Well I went back to work today. It felt weird since it was the first time in over two weeks. But it was good to be back in some ways. I am blessed to have a job like I have. A job that gives me all the freedom it gives me. Now I am of the rest of the week, but I pay for it dearly over the next two weeks. It’s probably a good thing I’m off. My voice was shot after the sim period. This cough that I picked up in Nicaragua isn’t getting any better. A few days off and some rest should help it.
Tonight at school we saw Bob Jones as he was speaking to the school at Bethel Redding last week. It was really good and thought provoking. He said that this year was the year of the Lion and that courage was going to be released. It looks like Daniel picked a good year to release his “Like a Lion” album. Anyway Bob had a lot to say about the end time harvest and how He thought it would begin in 2012. Personally it seems that God is positioning me in ministry to be ready to help gather it in. These are definitely exciting times that we are living in.
If we look at the media, we wind up in fear, but if we look up and see all that He is doing, there is no fear. As parents, our tendency is to fear. We fear what our children and grandchildren are facing. We fear that they will make the same mistakes that we made when we were young. We have to release faith and let fear go. Most of the church walks in fear too. It might be a fear that someone will disagree and spit the church, or a fear that things will get out of control.

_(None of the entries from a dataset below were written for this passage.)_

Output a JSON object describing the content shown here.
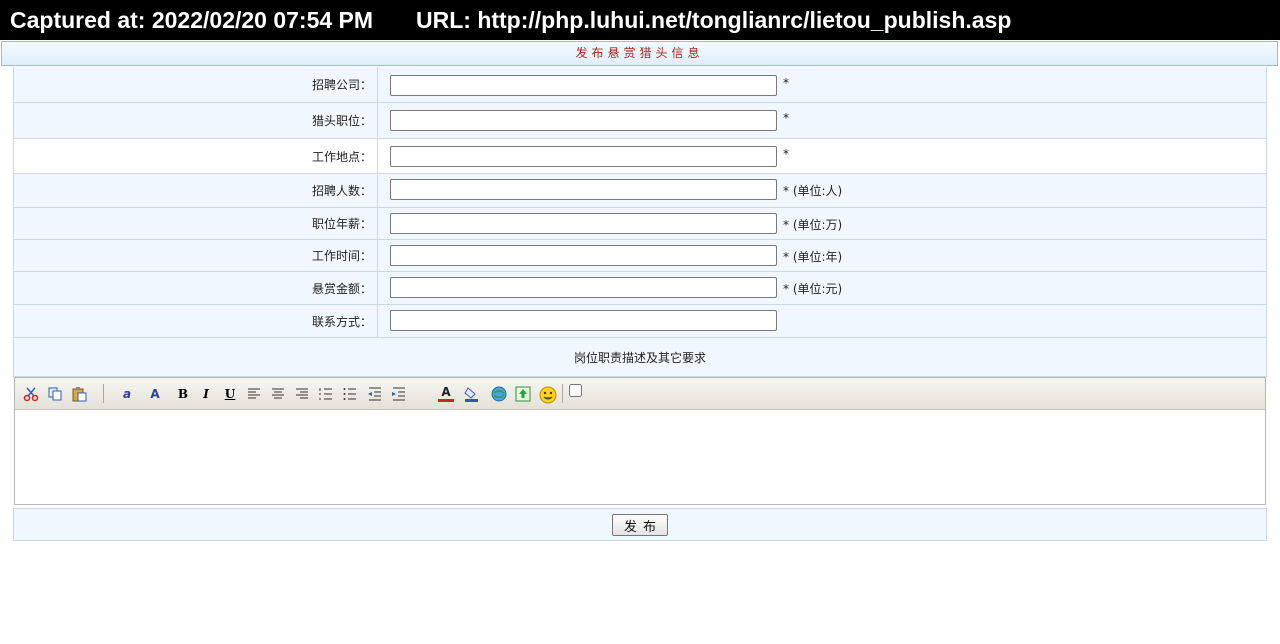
{
  "capture": {
    "captured_text": "Captured at: 2022/02/20 07:54 PM",
    "url_text": "URL: http://php.luhui.net/tonglianrc/lietou_publish.asp"
  },
  "form": {
    "title": "发布悬赏猎头信息",
    "fields": [
      {
        "label": "招聘公司：",
        "value": "",
        "note": "*"
      },
      {
        "label": "猎头职位：",
        "value": "",
        "note": "*"
      },
      {
        "label": "工作地点：",
        "value": "",
        "note": "*"
      },
      {
        "label": "招聘人数：",
        "value": "",
        "note": "* (单位:人)"
      },
      {
        "label": "职位年薪：",
        "value": "",
        "note": "* (单位:万)"
      },
      {
        "label": "工作时间：",
        "value": "",
        "note": "* (单位:年)"
      },
      {
        "label": "悬赏金额：",
        "value": "",
        "note": "* (单位:元)"
      },
      {
        "label": "联系方式：",
        "value": "",
        "note": ""
      }
    ],
    "description_label": "岗位职责描述及其它要求",
    "submit_label": "发布"
  },
  "toolbar": {
    "icons": [
      "cut-icon",
      "copy-icon",
      "paste-icon",
      "font-style-icon",
      "font-size-icon",
      "bold-icon",
      "italic-icon",
      "underline-icon",
      "align-left-icon",
      "align-center-icon",
      "align-right-icon",
      "ordered-list-icon",
      "unordered-list-icon",
      "outdent-icon",
      "indent-icon",
      "text-color-icon",
      "background-color-icon",
      "link-icon",
      "image-icon",
      "emoticon-icon"
    ],
    "bold": "B",
    "italic": "I",
    "underline": "U",
    "text_color": "A",
    "font_style": "a",
    "font_size": "A"
  }
}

In reality, control is just a manifestation of fear. Churches that fear the Holy Spirit or the manifestations of the Spirit tend to control so they won’t have to deal with any of it. But what they do is control so much that Jesus id left out and there is nothing but religious activity and programs. I’m so glad that I go to churches that don’t try to control every thing that happens. I don’t think that I could remain if that were the case. That’s one of the main things that I have loved about school. There is so much freedom. Do we mess up? Probably, but it’s OK because we mess up pressing after more of God, and we clean up our messes. That’s part of the culture of Honor. We take responsibility for our actions, good or bad.

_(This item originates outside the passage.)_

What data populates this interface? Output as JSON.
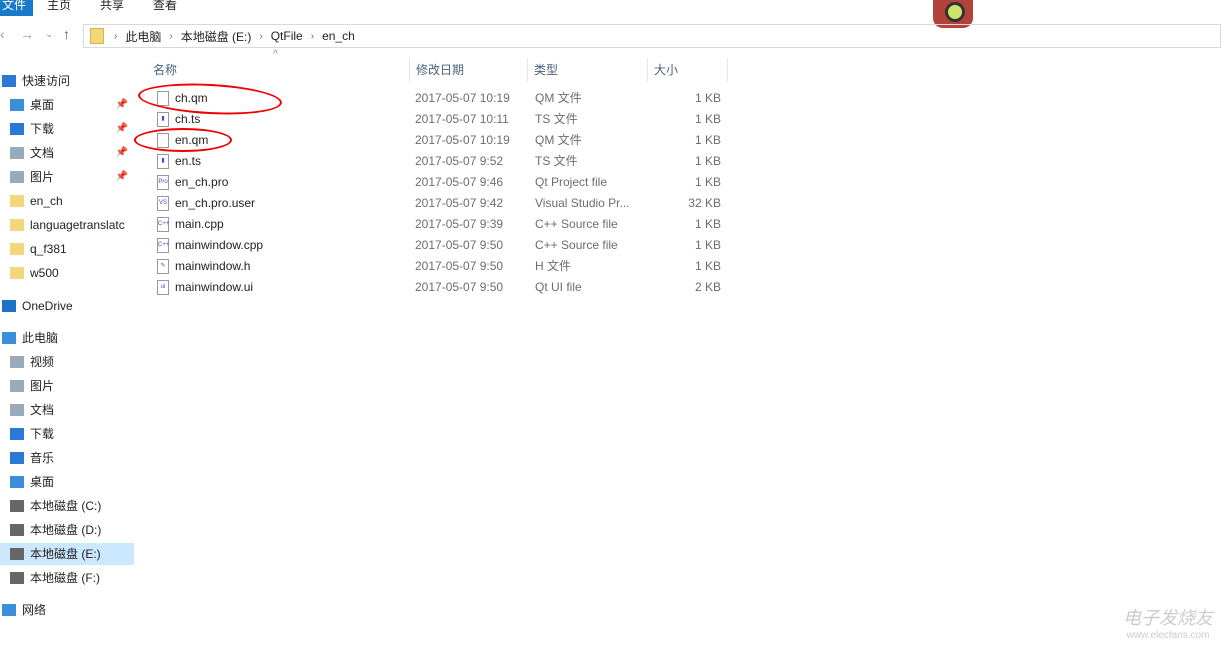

During worship tonight for about 10 minutes I felt a dark heaviness come over me. The band was playing “Love Came Down” and I think that the heaviness was a rogue wave of grief. It didn’t last long, just long enough to remind me that there were still deep feelings there. I’m really doing good and that is the first real wave of grief that I have had an a good while. I guess I can expect that from time to time. I’ve thought of Julia many times of course, but this was the first grief. Although it was OK, I don’t like the way it made me feel. It was like there was something attached to it that wasn’t right. My guard went up spiritually, and I won’t allow myself to be caught up like that. I guess it is time to get a sozo. I’ve been thinking about it; maybe sometime this summer. Anyway I’m fine now, but I wonder about my girls. There is good grief, the kind that cleanses the soul, but there is a grief that will try to take you down into the pit of depression. That kind has to be fought off. We have to learn the difference.
It is very late and I am tired. I think I’ll go and dream about the year of the Lion.